General information
- Type: Single-seat training and aerobatic glider
- National origin: Italy
- Manufacturer: Caproni Vizzola with the Gliding Group Tommaso del Molin of Varese
- Number built: 2

History
- First flight: 1938
- Developed from: Caproni Vizzola MF

= Caproni Vizzola 2 =

The Caproni Vizzola MF and 2 were single-seat gliders built in Italy just before World War II. Intended as training aircraft capable of aerobatics, the two variants differed only in their fuselages. Only one of each was built, but they were both successful in Italian competitions.

==Development==
The Caproni Vizzola 2 was a medium performance glider, intended primarily as a training aircraft but also to be capable of aerobatics. It was designed and built by a collaboration of staff from the Caproni Vizzola works at Vizzola Ticino and the Gliding Group of Varese.

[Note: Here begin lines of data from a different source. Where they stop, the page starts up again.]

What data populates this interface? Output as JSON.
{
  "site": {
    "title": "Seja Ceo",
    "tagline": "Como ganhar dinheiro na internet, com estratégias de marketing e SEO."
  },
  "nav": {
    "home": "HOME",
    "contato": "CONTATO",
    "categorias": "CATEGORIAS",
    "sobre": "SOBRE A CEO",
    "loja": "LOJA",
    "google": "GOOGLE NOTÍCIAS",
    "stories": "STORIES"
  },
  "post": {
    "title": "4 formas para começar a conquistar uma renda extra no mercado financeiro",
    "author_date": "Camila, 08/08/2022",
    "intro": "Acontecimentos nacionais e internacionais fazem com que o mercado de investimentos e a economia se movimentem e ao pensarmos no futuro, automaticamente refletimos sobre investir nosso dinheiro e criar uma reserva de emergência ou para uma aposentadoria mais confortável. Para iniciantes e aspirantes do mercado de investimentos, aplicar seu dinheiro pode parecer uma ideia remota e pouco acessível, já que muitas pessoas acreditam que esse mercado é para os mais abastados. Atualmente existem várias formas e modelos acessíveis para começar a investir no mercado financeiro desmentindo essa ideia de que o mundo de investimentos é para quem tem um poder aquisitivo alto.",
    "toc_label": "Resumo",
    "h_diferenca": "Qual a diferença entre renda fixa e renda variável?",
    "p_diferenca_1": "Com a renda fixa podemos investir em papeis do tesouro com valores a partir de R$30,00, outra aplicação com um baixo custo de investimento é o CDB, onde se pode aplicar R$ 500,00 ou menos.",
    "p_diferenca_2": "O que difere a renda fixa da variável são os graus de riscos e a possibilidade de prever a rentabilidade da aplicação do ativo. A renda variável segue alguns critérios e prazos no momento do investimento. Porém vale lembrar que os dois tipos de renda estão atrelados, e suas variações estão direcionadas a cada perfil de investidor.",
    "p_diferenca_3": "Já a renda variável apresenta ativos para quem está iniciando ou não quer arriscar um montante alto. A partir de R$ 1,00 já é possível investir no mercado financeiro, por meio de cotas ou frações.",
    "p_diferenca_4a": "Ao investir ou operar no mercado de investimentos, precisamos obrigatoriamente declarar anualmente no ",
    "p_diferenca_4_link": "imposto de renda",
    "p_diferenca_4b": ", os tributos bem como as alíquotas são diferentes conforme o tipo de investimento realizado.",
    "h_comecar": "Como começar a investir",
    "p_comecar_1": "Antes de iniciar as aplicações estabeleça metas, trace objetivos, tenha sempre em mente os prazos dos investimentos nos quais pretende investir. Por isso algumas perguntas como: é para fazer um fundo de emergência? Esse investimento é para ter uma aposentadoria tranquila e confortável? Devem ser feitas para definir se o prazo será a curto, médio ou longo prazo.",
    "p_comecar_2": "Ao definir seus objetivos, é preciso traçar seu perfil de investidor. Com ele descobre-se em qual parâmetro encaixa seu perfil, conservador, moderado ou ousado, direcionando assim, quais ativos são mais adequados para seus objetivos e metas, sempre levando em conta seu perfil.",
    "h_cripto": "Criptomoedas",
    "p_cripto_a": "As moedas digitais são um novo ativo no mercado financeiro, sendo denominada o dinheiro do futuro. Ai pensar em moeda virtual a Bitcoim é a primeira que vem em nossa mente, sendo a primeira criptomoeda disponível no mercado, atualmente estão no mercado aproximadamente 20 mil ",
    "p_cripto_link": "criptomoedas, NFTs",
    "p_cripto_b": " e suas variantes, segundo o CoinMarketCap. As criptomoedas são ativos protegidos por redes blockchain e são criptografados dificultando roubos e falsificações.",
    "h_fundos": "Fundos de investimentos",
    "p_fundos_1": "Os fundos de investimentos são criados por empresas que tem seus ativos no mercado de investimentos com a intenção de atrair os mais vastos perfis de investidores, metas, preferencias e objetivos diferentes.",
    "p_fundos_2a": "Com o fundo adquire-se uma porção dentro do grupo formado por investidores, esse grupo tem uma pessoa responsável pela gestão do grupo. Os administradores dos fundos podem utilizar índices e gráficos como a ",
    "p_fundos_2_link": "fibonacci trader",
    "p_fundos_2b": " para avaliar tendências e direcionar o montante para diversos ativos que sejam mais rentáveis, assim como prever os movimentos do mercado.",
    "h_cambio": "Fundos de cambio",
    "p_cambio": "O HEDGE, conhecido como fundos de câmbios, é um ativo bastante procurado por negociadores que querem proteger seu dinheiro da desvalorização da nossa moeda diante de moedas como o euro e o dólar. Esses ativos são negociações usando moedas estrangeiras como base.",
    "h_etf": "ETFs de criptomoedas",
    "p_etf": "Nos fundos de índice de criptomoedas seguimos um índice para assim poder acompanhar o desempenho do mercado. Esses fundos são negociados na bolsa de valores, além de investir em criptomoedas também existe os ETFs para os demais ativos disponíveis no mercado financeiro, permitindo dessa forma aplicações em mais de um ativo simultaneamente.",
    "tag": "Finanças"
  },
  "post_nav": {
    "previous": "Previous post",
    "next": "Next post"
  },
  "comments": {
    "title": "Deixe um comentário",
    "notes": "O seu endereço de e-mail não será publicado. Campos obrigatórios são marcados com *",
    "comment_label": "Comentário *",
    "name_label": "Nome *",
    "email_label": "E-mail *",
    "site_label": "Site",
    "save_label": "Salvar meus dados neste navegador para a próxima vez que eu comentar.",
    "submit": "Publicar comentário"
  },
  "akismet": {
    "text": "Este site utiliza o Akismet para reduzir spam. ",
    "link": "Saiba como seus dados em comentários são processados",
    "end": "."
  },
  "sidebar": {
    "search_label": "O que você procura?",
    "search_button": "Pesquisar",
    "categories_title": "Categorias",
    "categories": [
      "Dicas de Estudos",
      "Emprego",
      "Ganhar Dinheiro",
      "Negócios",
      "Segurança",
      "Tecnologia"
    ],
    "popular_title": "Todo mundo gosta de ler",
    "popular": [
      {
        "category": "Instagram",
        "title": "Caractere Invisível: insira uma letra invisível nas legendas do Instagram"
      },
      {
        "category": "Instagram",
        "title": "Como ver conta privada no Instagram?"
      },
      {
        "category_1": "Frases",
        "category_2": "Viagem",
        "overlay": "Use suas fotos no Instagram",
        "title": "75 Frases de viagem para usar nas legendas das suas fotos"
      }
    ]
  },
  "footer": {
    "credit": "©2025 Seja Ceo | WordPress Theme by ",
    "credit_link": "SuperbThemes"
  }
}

It was a high-wing monoplane, with its wing supported centrally on a fuselage pedestal and braced on each side with a faired wooden strut from the main spar at about quarter span to the lower fuselage. The wing had a rectangular plan central section which occupied about half the span and straight-tapered, round-tipped outer panels which carried the broad chord ailerons. Only the outer panels had dihedral. The inner section had airbrakes just behind the spar. The empennage of the glider was conventional, with its tapered and round-tipped tailplane and elevator ahead of the rudder The latter was broad, balanced and rounded, mounted on a small fin.

Apart from having different cross-sections, the fuselages of the two models built differed only in cockpit and undercarriage details. The first seems to have been referred to as the Caproni Vizzola MF; the second was certainly the Caproni Vizzola 2. In both, the rear of the cockpit was under the wing leading edge with the pilot's head against the pedestal. On the MF the cockpit was open with just a small windscreen but the Caproni Vizzola 2 had a deeper and longer cockpit enclosed by a framed canopy and with three small transparencies in the nose. Behind the wing the pedestal fell away gently as the fuselage tapered to the tail. The first model had an hexagonal cross section fuselage but that of the Caparoni Vizzola 2 was smother externally and had a teardrop section. Both were plywood skinned. They shared the usual sprung skid undercarriage and tail bumper, though the skid on the later model was extended a little rearwards; both had a fixed monowheel below the wing.

Both aircraft were successfully flown in a large number of Italian national competitions. After World War II the Vizzola 2 was flown by the SIAI Marchetta Gliding Club at Vergiate.

==Variants==
- Caproni Vizzola MF
  Original fuselage with hexagonal cross-section.
- Caproni Vizzola 2
  Refined fuselage with teardrop cross-section.